Market correction refers to a temporary reversal of an upward trend in security prices. Market corrections typically involve a drop of between 10 to 20 percent in security prices. Such declines are temporary secondary trends that are exhibited within a larger upward trend in security prices. Every asset class, including stocks, currencies, commodities, and real estate, has been subject to periodic episodes of corrections. History shows that a 20 percent correction occurs once every five years in the stock market.
The phenomenon of a correction can be understood better within a theoretical framework of an equilibrium asset pricing model. The prediction of a multifactor asset pricing model is:
µ = λ 0 + BλK
where µ is a vector of expected returns to N securities, λ 0 is the risk-free parameter, B is a vector of factor sensitivities, and λK is a (K × 1) vector of factor risk premia. The equilibrium model predicts that changes in expected returns occur in response to changes in the risk-free rate, or in factor premia. An increase in expected return should lead to a drop in prices, which is, in turn, reflected as a market correction.
Some of these theoretical predictions are upheld by the data. It is now well accepted that most market corrections are preceded by a sharp jump in short-term interest rates. An increase in the risk-free rate of interest is predicted by theory to increase the expected return, and hence to lead to a drop in current prices. Market corrections have also been driven by a decline in earnings momentum. The decline in earnings momentum leads investors to revise downward their expectation of future profitability. This, in turn, leads to a drop in current stock prices.
Revised beliefs about economic conditions, however, only partially explain why corrections occur. In a challenge to rational asset pricing models, fear and greed have been advanced as explanations for market corrections. It is believed that market corrections curb excessive investor optimism, also labeled as greed. Fear of further market declines keeps markets down thereafter.
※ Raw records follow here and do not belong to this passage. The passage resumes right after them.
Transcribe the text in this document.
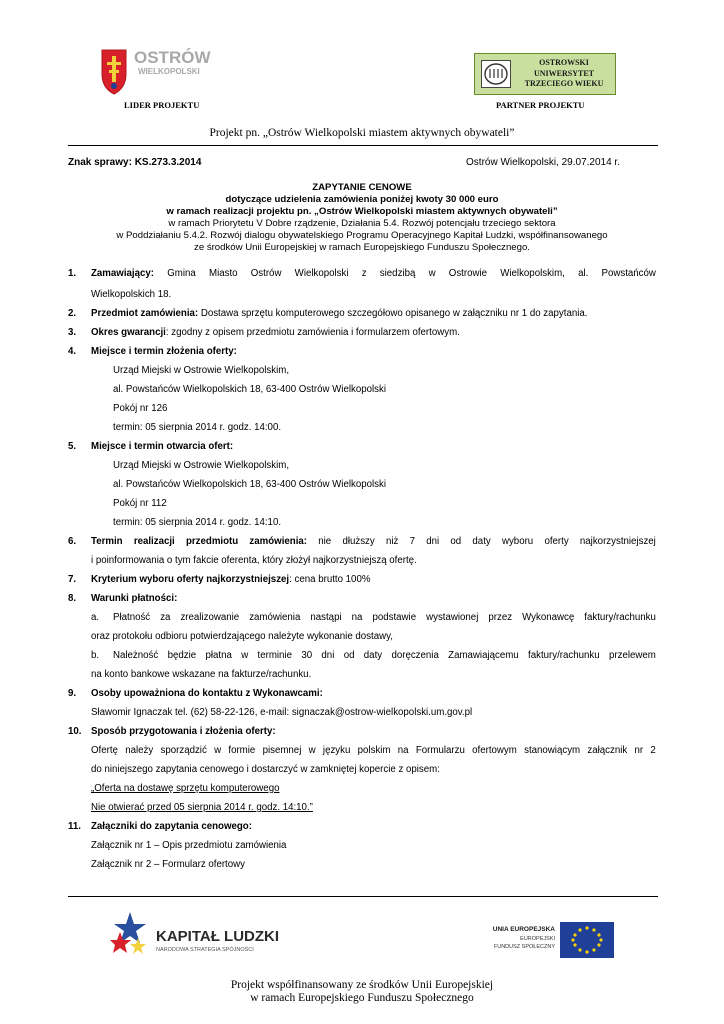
OSTRÓW
WIELKOPOLSKI
LIDER PROJEKTU
OSTROWSKI
UNIWERSYTET
TRZECIEGO WIEKU
PARTNER PROJEKTU
Projekt pn. „Ostrów Wielkopolski miastem aktywnych obywateli”
Znak sprawy: KS.273.3.2014	Ostrów Wielkopolski, 29.07.2014 r.
ZAPYTANIE CENOWE
dotyczące udzielenia zamówienia poniżej kwoty 30 000 euro
w ramach realizacji projektu pn. „Ostrów Wielkopolski miastem aktywnych obywateli”
w ramach Priorytetu V Dobre rządzenie, Działania 5.4. Rozwój potencjału trzeciego sektora
w Poddziałaniu 5.4.2. Rozwój dialogu obywatelskiego Programu Operacyjnego Kapitał Ludzki, współfinansowanego
ze środków Unii Europejskiej w ramach Europejskiego Funduszu Społecznego.
1. Zamawiający: Gmina Miasto Ostrów Wielkopolski z siedzibą w Ostrowie Wielkopolskim, al. Powstańców
Wielkopolskich 18.
2. Przedmiot zamówienia: Dostawa sprzętu komputerowego szczegółowo opisanego w załączniku nr 1 do zapytania.
3. Okres gwarancji: zgodny z opisem przedmiotu zamówienia i formularzem ofertowym.
4. Miejsce i termin złożenia oferty:
Urząd Miejski w Ostrowie Wielkopolskim,
al. Powstańców Wielkopolskich 18, 63-400 Ostrów Wielkopolski
Pokój nr 126
termin: 05 sierpnia 2014 r. godz. 14:00.
5. Miejsce i termin otwarcia ofert:
Urząd Miejski w Ostrowie Wielkopolskim,
al. Powstańców Wielkopolskich 18, 63-400 Ostrów Wielkopolski
Pokój nr 112
termin: 05 sierpnia 2014 r. godz. 14:10.
6. Termin realizacji przedmiotu zamówienia: nie dłuższy niż 7 dni od daty wyboru oferty najkorzystniejszej
i poinformowania o tym fakcie oferenta, który złożył najkorzystniejszą ofertę.
7. Kryterium wyboru oferty najkorzystniejszej: cena brutto 100%
8. Warunki płatności:
a. Płatność za zrealizowanie zamówienia nastąpi na podstawie wystawionej przez Wykonawcę faktury/rachunku
oraz protokołu odbioru potwierdzającego należyte wykonanie dostawy,
b. Należność będzie płatna w terminie 30 dni od daty doręczenia Zamawiającemu faktury/rachunku przelewem
na konto bankowe wskazane na fakturze/rachunku.
9. Osoby upoważniona do kontaktu z Wykonawcami:
Sławomir Ignaczak tel. (62) 58-22-126, e-mail: signaczak@ostrow-wielkopolski.um.gov.pl
10. Sposób przygotowania i złożenia oferty:
Ofertę należy sporządzić w formie pisemnej w języku polskim na Formularzu ofertowym stanowiącym załącznik nr 2
do niniejszego zapytania cenowego i dostarczyć w zamkniętej kopercie z opisem:
„Oferta na dostawę sprzętu komputerowego
Nie otwierać przed 05 sierpnia 2014 r. godz. 14:10.”
11. Załączniki do zapytania cenowego:
Załącznik nr 1 – Opis przedmiotu zamówienia
Załącznik nr 2 – Formularz ofertowy
KAPITAŁ LUDZKI
NARODOWA STRATEGIA SPÓJNOŚCI
UNIA EUROPEJSKA
EUROPEJSKI
FUNDUSZ SPOŁECZNY
Projekt współfinansowany ze środków Unii Europejskiej
w ramach Europejskiego Funduszu Społecznego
The situation reverses when rational investors step in to exploit the buying opportunity created by price drops. Proponents of this irrational behavior offer the short-lived nature of a typical correction as evidence to bolster their view. The average length of a market correction over the period from 1872 to 2004 has been about twelve months. Security prices return to their precorrection levels after this period and, in fact, continue to trend upward thereafter. Such a reversal is inconsistent with a theoretical asset pricing model since the underlying economic conditions that may warrant a market correction do not experience a similar reversal.
Whatever processes underlie a market correction, investors can expect to experience steep drops in security prices periodically. They should also expect every asset category to experience such corrections. Globalization of financial markets has meant that international markets are also not immune to such corrections. Emerging markets experienced a steep market correction of greater than 20 percent during May to June of 2006. Higher volatility in emerging markets makes them more susceptible to frequent market corrections.
Experienced investors are able to weather market corrections with appropriate risk management strategies, the simplest of which is diversification. Diversification across different asset categories protects an investor from steep drops in any one market. Diversification also imposes the discipline of reallocating a portfolio to restore optimal allocations to beaten down sectors of the market. It is these buying activities that have enabled markets to recover soon after a sharp correction.